Langdon était de plus en plus ébahi.

Des quarks et des mesons? Pas de frontières? Un avion qui vole à 17 000 km/h? Mais à qui donc avait-il affaire?

Une dalle de granit qui ornait l'entrée de ce sanctuaire lui fournit la réponse: CERN

Conseil européen pour la recherche nucléaire.

— La recherche nucléaire? s'enquit Langdon, se retournant vers son chauffeur.

Celui-ci ne répondit pas. Il était penché en avant, et introduisait un autre disque dans le lecteur.

— Vous descendez ici. Le directeur va venir vous retrouver dans le hall.

Langdon aperçut un homme sur un fauteuil roulant qui sortait de l'immeuble. Il paraissait être âgé d'une soixantaine d'années. Émacié et totalement chauve, la bouche contractée dessinant un pli sévère, il portait une blouse blanche de laboratoire et ses pieds, solidement calés sur les repose-pieds du fauteuil, étaient chaussés de mocassins noirs brillants.
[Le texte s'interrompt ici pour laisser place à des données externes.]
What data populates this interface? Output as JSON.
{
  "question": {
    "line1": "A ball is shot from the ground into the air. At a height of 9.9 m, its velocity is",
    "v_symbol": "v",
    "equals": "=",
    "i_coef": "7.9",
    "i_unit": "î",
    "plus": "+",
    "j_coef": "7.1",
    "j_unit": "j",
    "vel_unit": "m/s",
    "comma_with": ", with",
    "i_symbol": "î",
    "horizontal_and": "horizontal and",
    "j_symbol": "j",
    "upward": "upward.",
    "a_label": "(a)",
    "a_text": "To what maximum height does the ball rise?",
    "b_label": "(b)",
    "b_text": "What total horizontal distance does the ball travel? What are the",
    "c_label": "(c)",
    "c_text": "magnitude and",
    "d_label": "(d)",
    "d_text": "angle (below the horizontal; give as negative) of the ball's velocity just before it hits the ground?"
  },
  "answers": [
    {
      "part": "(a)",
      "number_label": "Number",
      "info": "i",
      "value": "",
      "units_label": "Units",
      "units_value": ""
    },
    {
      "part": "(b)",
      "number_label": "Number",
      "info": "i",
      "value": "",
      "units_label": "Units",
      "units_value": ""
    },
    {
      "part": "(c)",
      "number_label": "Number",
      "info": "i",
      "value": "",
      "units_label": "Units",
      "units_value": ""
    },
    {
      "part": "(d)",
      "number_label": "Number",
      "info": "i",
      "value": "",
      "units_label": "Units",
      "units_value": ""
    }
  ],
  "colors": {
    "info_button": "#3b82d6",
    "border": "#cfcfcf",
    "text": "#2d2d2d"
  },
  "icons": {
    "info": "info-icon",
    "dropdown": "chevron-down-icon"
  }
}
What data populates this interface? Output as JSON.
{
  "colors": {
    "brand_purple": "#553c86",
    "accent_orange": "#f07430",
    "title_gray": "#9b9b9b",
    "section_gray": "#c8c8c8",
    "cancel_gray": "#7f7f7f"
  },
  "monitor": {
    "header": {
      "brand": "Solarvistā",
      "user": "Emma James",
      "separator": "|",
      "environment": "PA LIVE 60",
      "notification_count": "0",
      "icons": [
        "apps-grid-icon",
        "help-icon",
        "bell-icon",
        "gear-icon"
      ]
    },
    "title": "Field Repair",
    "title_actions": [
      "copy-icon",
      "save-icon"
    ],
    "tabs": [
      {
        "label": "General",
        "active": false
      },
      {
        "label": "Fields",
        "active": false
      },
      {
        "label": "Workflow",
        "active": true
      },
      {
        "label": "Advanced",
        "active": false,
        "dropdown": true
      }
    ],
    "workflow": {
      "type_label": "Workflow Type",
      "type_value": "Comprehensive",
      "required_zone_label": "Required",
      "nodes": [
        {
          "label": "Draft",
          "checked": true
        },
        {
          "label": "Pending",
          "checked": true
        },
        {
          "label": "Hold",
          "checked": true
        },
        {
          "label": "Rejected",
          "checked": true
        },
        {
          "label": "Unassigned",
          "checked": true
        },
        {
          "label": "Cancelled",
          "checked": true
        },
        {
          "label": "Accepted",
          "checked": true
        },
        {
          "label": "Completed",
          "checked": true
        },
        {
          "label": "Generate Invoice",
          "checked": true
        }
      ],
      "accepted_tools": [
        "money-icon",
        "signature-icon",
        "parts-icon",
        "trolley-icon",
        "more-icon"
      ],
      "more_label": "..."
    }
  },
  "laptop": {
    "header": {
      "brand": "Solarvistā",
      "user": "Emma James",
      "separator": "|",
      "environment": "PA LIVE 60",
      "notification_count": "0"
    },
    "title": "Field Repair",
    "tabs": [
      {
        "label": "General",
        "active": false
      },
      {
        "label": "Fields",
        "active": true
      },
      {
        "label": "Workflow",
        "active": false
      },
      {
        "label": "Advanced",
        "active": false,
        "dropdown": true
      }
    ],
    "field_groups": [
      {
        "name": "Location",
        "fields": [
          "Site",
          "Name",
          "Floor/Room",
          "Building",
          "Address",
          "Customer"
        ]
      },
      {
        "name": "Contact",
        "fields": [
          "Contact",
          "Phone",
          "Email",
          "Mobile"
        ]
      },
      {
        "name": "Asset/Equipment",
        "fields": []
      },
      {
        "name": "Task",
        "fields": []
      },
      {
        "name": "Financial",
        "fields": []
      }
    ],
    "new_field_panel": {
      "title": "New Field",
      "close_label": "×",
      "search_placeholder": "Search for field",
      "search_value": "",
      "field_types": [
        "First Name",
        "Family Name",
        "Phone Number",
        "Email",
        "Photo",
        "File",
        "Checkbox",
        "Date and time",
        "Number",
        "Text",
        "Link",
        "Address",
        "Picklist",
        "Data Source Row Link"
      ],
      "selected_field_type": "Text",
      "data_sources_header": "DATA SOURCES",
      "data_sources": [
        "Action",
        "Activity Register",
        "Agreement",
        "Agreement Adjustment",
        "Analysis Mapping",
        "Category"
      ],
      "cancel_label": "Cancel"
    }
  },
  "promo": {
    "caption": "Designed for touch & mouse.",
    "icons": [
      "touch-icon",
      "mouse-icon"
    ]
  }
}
Même de loin, ses yeux, telles deux pierres grises, semblaient éteints.

— Est-ce lui? demanda Langdon.

Le pilote jeta un coup d'œil furtif dans la direction que lui indiquait le menton de Langdon et se retourna aussitôt, un sourire inquiétant aux lèvres.

— Eh bien, parlez du loup...

Plongé dans un abîme de perplexité, Langdon sortit de la 607

noire.

L'infirme propulsa son fauteuil roulant vers lui et lui tendit une main moite.

— Monsieur Langdon? Nous nous sommes parlé au téléphone. Je me présente: Maximilien Kohler.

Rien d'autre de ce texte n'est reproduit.